Appia Bio’s shutdown continues an unfortunate trend this year that has seen biotech closures nearly every month.
After just four years in business, cell therapy company Appia Bio is shutting down its operations, joining the growing list of startups that have thrown in the towel this year.
“I am saddened to share that we decided to wind down Appia Bio,” CEO JeenJoo Kang wrote in a LinkedIn post on Monday. “Without further funding available to test in patients, heartbreakingly, we had reached the end of our road.”
Appia emerged from stealth in May 2021 with $52 million in series A funding aimed at developing off-the-shelf cell therapies for a variety of oncology indications.
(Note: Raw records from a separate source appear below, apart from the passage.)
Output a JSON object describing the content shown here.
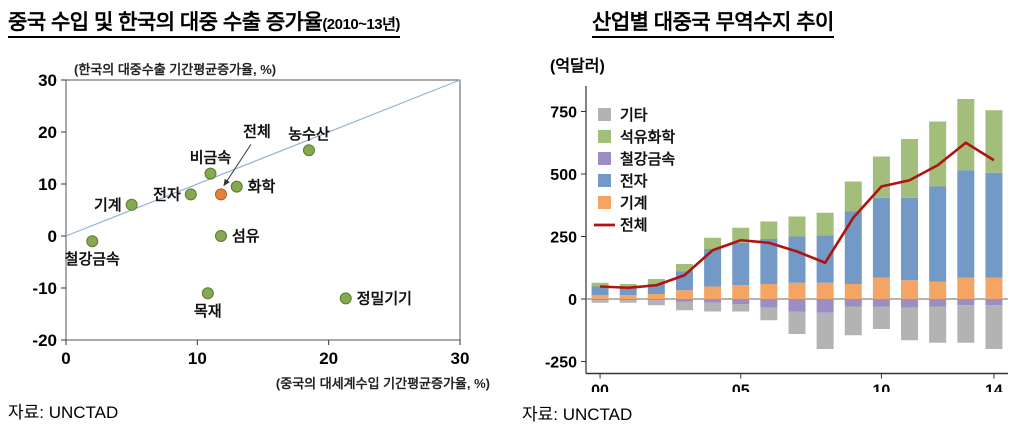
{
  "chart_data": [
    {
      "type": "scatter",
      "title": "중국 수입 및 한국의 대중 수출 증가율",
      "title_suffix": "(2010~13년)",
      "y_axis_note": "(한국의 대중수출 기간평균증가율, %)",
      "xlabel": "(중국의 대세계수입 기간평균증가율, %)",
      "source": "자료: UNCTAD",
      "xlim": [
        0,
        30
      ],
      "ylim": [
        -20,
        30
      ],
      "xticks": [
        0,
        10,
        20,
        30
      ],
      "yticks": [
        30,
        20,
        10,
        0,
        -10,
        -20
      ],
      "grid": false,
      "legend_position": "none",
      "diagonal_line": {
        "from": [
          0,
          0
        ],
        "to": [
          30,
          30
        ],
        "color": "#95b3d7"
      },
      "point_color": "#84a94e",
      "point_stroke": "#5e7a33",
      "points": [
        {
          "label": "철강금속",
          "x": 2,
          "y": -1,
          "label_pos": "below"
        },
        {
          "label": "기계",
          "x": 5,
          "y": 6,
          "label_pos": "left"
        },
        {
          "label": "전자",
          "x": 9.5,
          "y": 8,
          "label_pos": "left"
        },
        {
          "label": "비금속",
          "x": 11,
          "y": 12,
          "label_pos": "above"
        },
        {
          "label": "전체",
          "x": 11.8,
          "y": 8,
          "label_pos": "callout",
          "color": "#e2823c",
          "stroke": "#b06020"
        },
        {
          "label": "화학",
          "x": 13,
          "y": 9.5,
          "label_pos": "right"
        },
        {
          "label": "섬유",
          "x": 11.8,
          "y": 0,
          "label_pos": "right"
        },
        {
          "label": "농수산",
          "x": 18.5,
          "y": 16.5,
          "label_pos": "above"
        },
        {
          "label": "목재",
          "x": 10.8,
          "y": -11,
          "label_pos": "below"
        },
        {
          "label": "정밀기기",
          "x": 21.3,
          "y": -12,
          "label_pos": "right"
        }
      ]
    },
    {
      "type": "stacked-bar-line",
      "title": "산업별 대중국 무역수지 추이",
      "unit_label": "(억달러)",
      "source": "자료: UNCTAD",
      "ylim": [
        -250,
        800
      ],
      "yticks": [
        750,
        500,
        250,
        0,
        -250
      ],
      "grid": false,
      "legend_position": "top-left-inside",
      "categories": [
        "00",
        "01",
        "02",
        "03",
        "04",
        "05",
        "06",
        "07",
        "08",
        "09",
        "10",
        "11",
        "12",
        "13",
        "14"
      ],
      "xticks": [
        {
          "index": 0,
          "label": "00"
        },
        {
          "index": 5,
          "label": "05"
        },
        {
          "index": 10,
          "label": "10"
        },
        {
          "index": 14,
          "label": "14"
        }
      ],
      "series": [
        {
          "name": "기계",
          "color": "#f4a563",
          "values": [
            15,
            15,
            20,
            35,
            50,
            55,
            60,
            65,
            65,
            60,
            85,
            75,
            70,
            85,
            85
          ]
        },
        {
          "name": "전자",
          "color": "#7399c7",
          "values": [
            35,
            30,
            40,
            75,
            150,
            170,
            180,
            185,
            190,
            290,
            320,
            330,
            380,
            430,
            420
          ]
        },
        {
          "name": "석유화학",
          "color": "#a3bd7a",
          "values": [
            15,
            15,
            20,
            30,
            45,
            60,
            70,
            80,
            90,
            120,
            165,
            235,
            260,
            285,
            250
          ]
        },
        {
          "name": "철강금속",
          "color": "#9c8dc4",
          "values": [
            -5,
            -5,
            -5,
            -10,
            -15,
            -20,
            -35,
            -50,
            -55,
            -30,
            -30,
            -35,
            -30,
            -25,
            -25
          ]
        },
        {
          "name": "기타",
          "color": "#b3b3b3",
          "values": [
            -10,
            -10,
            -20,
            -35,
            -35,
            -30,
            -50,
            -90,
            -145,
            -115,
            -90,
            -130,
            -145,
            -150,
            -175
          ]
        }
      ],
      "line": {
        "name": "전체",
        "color": "#b01410",
        "values": [
          50,
          45,
          55,
          95,
          195,
          235,
          225,
          190,
          145,
          325,
          450,
          475,
          535,
          625,
          555
        ]
      },
      "legend": [
        {
          "label": "기타",
          "color": "#b3b3b3",
          "type": "box"
        },
        {
          "label": "석유화학",
          "color": "#a3bd7a",
          "type": "box"
        },
        {
          "label": "철강금속",
          "color": "#9c8dc4",
          "type": "box"
        },
        {
          "label": "전자",
          "color": "#7399c7",
          "type": "box"
        },
        {
          "label": "기계",
          "color": "#f4a563",
          "type": "box"
        },
        {
          "label": "전체",
          "color": "#b01410",
          "type": "line"
        }
      ]
    }
  ]
}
The biotech was founded a year earlier by a group of experts including alums from Kite Pharma, Nobel laureate David Baltimore as chairman of the board and academic experts in genetics and chemical engineering.
At the core of Appia’s business is a drug development engine that generates CAR-engineered natural killer T cells, which can then be frozen until they need to be used to treat a patient, according to the company’s website.
Attracted by this technology, Kite in August 2021 partnered with Appia to advance stem cell-derived cell therapies for hematologic cancers. The collaboration covered two candidates and carried a potential $875 million value, including an upfront consideration and milestone payments.
Before reaching the end of its financial line, Appia “got to the cusp of filing our IND [investigational new drug] for clinical testing,” Kang wrote on Monday.
Appia is hardly the only biotech startup to fold under the heavy funding headwinds across the industry. Just this month, Abata Therapeutics decided to close up shop due to “the current fundraising environment,” a spokesperson from Third Rock Ventures confirmed to BioSpace on Aug. 13. Abata, which had been developing regulatory T cell therapies for autoimmune and inflammatory diseases, launched in 2021 with support from Third Rock.
Days earlier, NextRNA Therapeutics CEO Dominique Verhelle revealed that the startup would also shut down. Several other companies have bowed out of the market, including Oncternal Therapeutics in July, National Resilience in June and Vor Bio in May.
Also in May, iTeos Therapeutics announced that after a brief strategic review, it had come to the decision to cease its operations and sell off its remaining assets and intellectual properties. The closure comes after iTeos lost a powerhouse partner in GSK, which earlier that month walked away from a 2021 pact to work on an anti-TIGIT therapy for cancer.